Speaking to Fox News on Tuesday night, Rep. Matt Gaetz (R-Fl.) backed the president’s reported plans, stating: “President Trump should pardon Michael Flynn. He should pardon the Thanksgiving turkey. He should pardon everyone from himself to administration officials to Joe Exotic if he has to.” Gaetz then accused the “radical left” of harboring a “blood lust” for officials who have worked for the Trump administration.
Gaetz’s suggestion that Trump should pardon himself is something Trump previously claimed he can do. In a 2018 tweet, the president wrote, “As has been stated by numerous legal scholars, I have the absolute right to PARDON myself, but why would I do that when I have done nothing wrong?” However, the legality of such a maneuver by Trump may be questionable. In a legal memo written in 1974 — ahead of President Nixon’s resignation — the Department of Justice’s Office of Legal Counsel had argued that a president could not self-pardon, noting: “Under the fundamental rule that no one may be a judge in his own case, it would seem that the question should be answered in the negative.”

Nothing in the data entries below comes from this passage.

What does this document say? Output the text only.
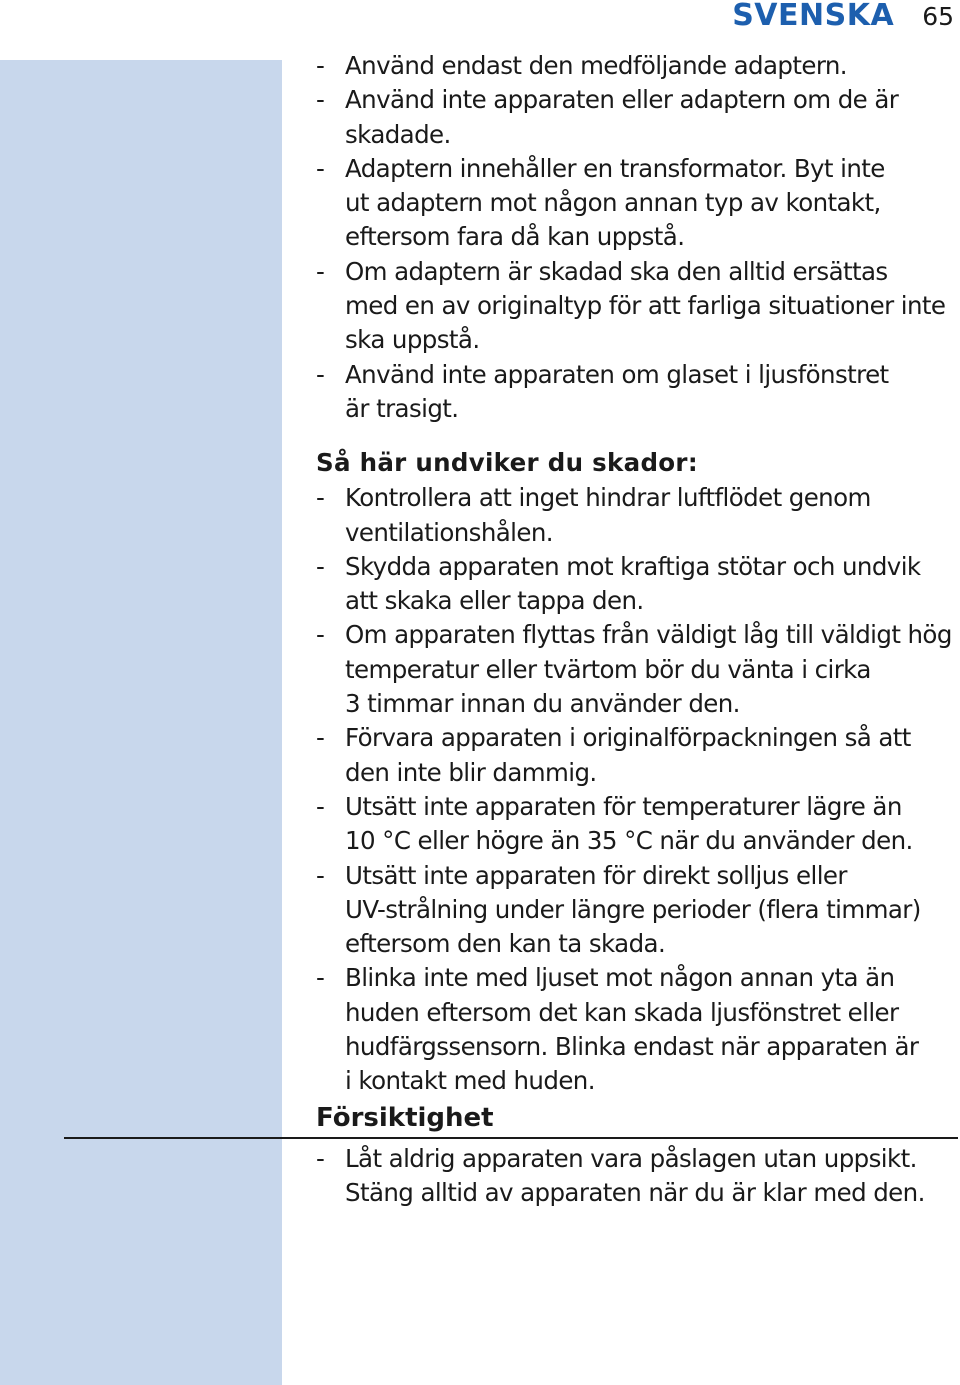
SVENSKA 65
- Använd endast den medföljande adaptern.
- Använd inte apparaten eller adaptern om de är
skadade.
- Adaptern innehåller en transformator. Byt inte
ut adaptern mot någon annan typ av kontakt,
eftersom fara då kan uppstå.
- Om adaptern är skadad ska den alltid ersättas
med en av originaltyp för att farliga situationer inte
ska uppstå.
- Använd inte apparaten om glaset i ljusfönstret
är trasigt.
Så här undviker du skador:
- Kontrollera att inget hindrar luftflödet genom
ventilationshålen.
- Skydda apparaten mot kraftiga stötar och undvik
att skaka eller tappa den.
- Om apparaten flyttas från väldigt låg till väldigt hög
temperatur eller tvärtom bör du vänta i cirka
3 timmar innan du använder den.
- Förvara apparaten i originalförpackningen så att
den inte blir dammig.
- Utsätt inte apparaten för temperaturer lägre än
10 °C eller högre än 35 °C när du använder den.
- Utsätt inte apparaten för direkt solljus eller
UV-strålning under längre perioder (flera timmar)
eftersom den kan ta skada.
- Blinka inte med ljuset mot någon annan yta än
huden eftersom det kan skada ljusfönstret eller
hudfärgssensorn. Blinka endast när apparaten är
i kontakt med huden.
Försiktighet
- Låt aldrig apparaten vara påslagen utan uppsikt.
Stäng alltid av apparaten när du är klar med den.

Flynn, a retired Army Lt. General has twice pleaded guilty to lying to the FBI about his meeting with a Russian diplomat during the presidential transition in late 2016 and early 2017, a matter that formed part of the FBI’s probe into Russia’s meddling in the 2016 election. In May, however, the Justice Department abandoned the case and pushed to withdraw the charges. Prior to that, Flynn himself sought to withdraw his guilty plea and accused the FBI of entrapment. Flynn’s case is now being heard by a federal court and he is being represented by Sidney Powell, who was recently booted from the Trump campaign’s legal team after she frequently brought up unsubstantiated conspiracy theories about voter fraud. Powell reluctantly admitted during Flynn’s hearing that she had recently spoken to the president about the case, but claimed that she had asked the president not to pardon her client.